Red Uno Cochabamba
- La Paz; Bolivia;
- City: Cochabamba
- Channels: Digital: 40; Virtual: 9.1;
- Branding: Red Uno Cochabamba;

Programming
- Affiliations: 9.1: Red Uno

Ownership
- Owner: Grupo Kuljis (Red Uno de Bolivia S.A.)

History
- Founded: 1984
- First air date: 1984
- Former channel number: Analog: 9 (VHF, 1984-2026);
- Former affiliations: Red Tricolor/ATB (1985-1987) Independent (1987-1990; 1996-1999) Cadena ABC (1990-1995)

Technical information
- Licensing authority: ATT

= Red Uno Cochabamba =

Television station in Cochabamba, Bolivia

Red Uno Cochabamba is the Red Uno owned-and-operated station for the city of Cochabamba. The station operates on VHF channel 9 (digital channel 40, PSIP 9.1) and is an affiliate of Red Uno de Bolivia.

==History==
In 1984, among the four initial private television stations that were being set up, one of the stations was set up in Cochabamba, Cochabambina de Televisión, on channel 9. The station had a strong local character, similar to Paceña de Televisión. The station started broadcasting - albeit in experimental format and in an irregular status - at the end of the year, with six hours of programming a day. In this context it starts affiliating itself with ATB and formed Red Tricolor in time for the 1985 general elections.

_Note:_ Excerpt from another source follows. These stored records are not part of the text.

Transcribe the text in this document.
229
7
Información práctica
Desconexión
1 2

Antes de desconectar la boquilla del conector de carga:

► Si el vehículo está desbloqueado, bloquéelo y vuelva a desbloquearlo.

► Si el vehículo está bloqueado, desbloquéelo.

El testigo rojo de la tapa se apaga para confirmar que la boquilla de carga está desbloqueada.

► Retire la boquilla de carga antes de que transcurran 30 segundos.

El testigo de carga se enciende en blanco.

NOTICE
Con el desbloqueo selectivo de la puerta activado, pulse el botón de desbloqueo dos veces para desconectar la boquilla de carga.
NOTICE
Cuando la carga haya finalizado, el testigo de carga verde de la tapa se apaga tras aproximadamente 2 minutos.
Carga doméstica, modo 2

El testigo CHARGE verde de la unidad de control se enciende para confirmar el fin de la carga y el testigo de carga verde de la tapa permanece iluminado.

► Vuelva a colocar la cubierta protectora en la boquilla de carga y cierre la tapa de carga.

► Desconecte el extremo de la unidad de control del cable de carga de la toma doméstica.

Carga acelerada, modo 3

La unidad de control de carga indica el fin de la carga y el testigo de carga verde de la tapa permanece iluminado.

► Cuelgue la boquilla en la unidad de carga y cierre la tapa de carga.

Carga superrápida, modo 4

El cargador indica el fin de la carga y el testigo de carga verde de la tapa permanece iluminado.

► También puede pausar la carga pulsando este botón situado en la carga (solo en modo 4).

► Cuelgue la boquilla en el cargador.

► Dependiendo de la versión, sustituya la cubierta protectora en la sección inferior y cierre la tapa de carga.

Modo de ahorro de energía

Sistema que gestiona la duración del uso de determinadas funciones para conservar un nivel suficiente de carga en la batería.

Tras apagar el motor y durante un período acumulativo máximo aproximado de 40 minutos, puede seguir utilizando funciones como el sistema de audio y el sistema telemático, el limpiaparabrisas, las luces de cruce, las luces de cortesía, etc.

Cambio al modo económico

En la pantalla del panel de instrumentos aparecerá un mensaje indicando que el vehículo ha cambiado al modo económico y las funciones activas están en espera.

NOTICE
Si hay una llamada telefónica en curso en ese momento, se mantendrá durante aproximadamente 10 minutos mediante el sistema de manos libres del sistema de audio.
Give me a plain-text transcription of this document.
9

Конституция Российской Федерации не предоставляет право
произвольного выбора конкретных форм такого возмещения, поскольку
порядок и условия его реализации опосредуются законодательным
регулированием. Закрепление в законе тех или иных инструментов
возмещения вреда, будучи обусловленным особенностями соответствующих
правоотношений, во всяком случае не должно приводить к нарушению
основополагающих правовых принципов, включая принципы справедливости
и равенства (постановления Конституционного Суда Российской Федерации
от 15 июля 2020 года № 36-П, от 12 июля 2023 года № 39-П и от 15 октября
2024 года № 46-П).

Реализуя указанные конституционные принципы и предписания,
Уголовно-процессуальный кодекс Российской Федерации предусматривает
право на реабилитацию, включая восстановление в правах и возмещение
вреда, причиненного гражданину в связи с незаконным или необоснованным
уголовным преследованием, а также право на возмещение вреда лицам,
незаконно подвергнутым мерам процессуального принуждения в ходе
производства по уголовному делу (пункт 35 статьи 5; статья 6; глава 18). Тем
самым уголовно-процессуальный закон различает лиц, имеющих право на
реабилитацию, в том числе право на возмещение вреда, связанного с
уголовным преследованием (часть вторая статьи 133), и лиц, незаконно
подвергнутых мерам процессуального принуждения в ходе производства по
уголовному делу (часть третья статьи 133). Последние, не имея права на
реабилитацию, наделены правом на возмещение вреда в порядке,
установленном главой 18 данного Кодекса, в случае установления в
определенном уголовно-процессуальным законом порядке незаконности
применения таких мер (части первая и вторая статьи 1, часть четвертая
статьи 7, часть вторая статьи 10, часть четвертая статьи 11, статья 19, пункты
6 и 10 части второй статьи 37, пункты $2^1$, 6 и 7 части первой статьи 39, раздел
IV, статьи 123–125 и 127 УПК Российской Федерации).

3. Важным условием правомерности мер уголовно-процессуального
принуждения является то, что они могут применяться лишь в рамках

As of December 1984, the proportion of programming on the station was as follows:
- Feature films: 80%
- Variety: 15&
- Musical programming: 3%
- Children's programming: 1%
- Sports: 1%

On September 10, 1987, the government legalized the station; the owner at the time being John William Block Bonetta. At the same time, the affiliation it had with ATB was broken, as Illimani de Comunicaciones applied for a TV station in the city (channel 4).

One of its main staff in the station's early years journalist Rolando Gamarra Urizar.

At an unknown date, presumably in the late 1990s, Cochabambina de Televisión moved from channel 9 to channel 21. This enabled Red Uno to broadcast locally on channel 9.

On the early hours of September 15, 2008, the station was hit by a dynamite attack, in an attempt to silence the outlet. At about 3am, the aftershock of a dynamite explosion damaged the station's transmitter. The situation raised concerns from other media outlets.

On April 22, 2019, Red Uno Cochabamba introduced a new roster of presenters for the local editions of El Mañanero and Notivisión.

The station's current director of news is Argentine-Bolivian Diego Viamont, who joined Red Uno Cochabamba in 2010.

==Analog-to-digital conversion==

Red Uno Cochabamba began broadcasting a digital television signal on UHF channel 40 in mid-2018, using virtual channel 9.1. The station continued to broadcast its analog signal concurrently with the digital signal for several years. The station shut down its analog signal at 12:00 a.m. (Bolivian Time) on August 29, 2026, after 42 years of analog broadcasting. The digital signal continued to broadcast on its UHF channel 40, using virtual channel 9.1.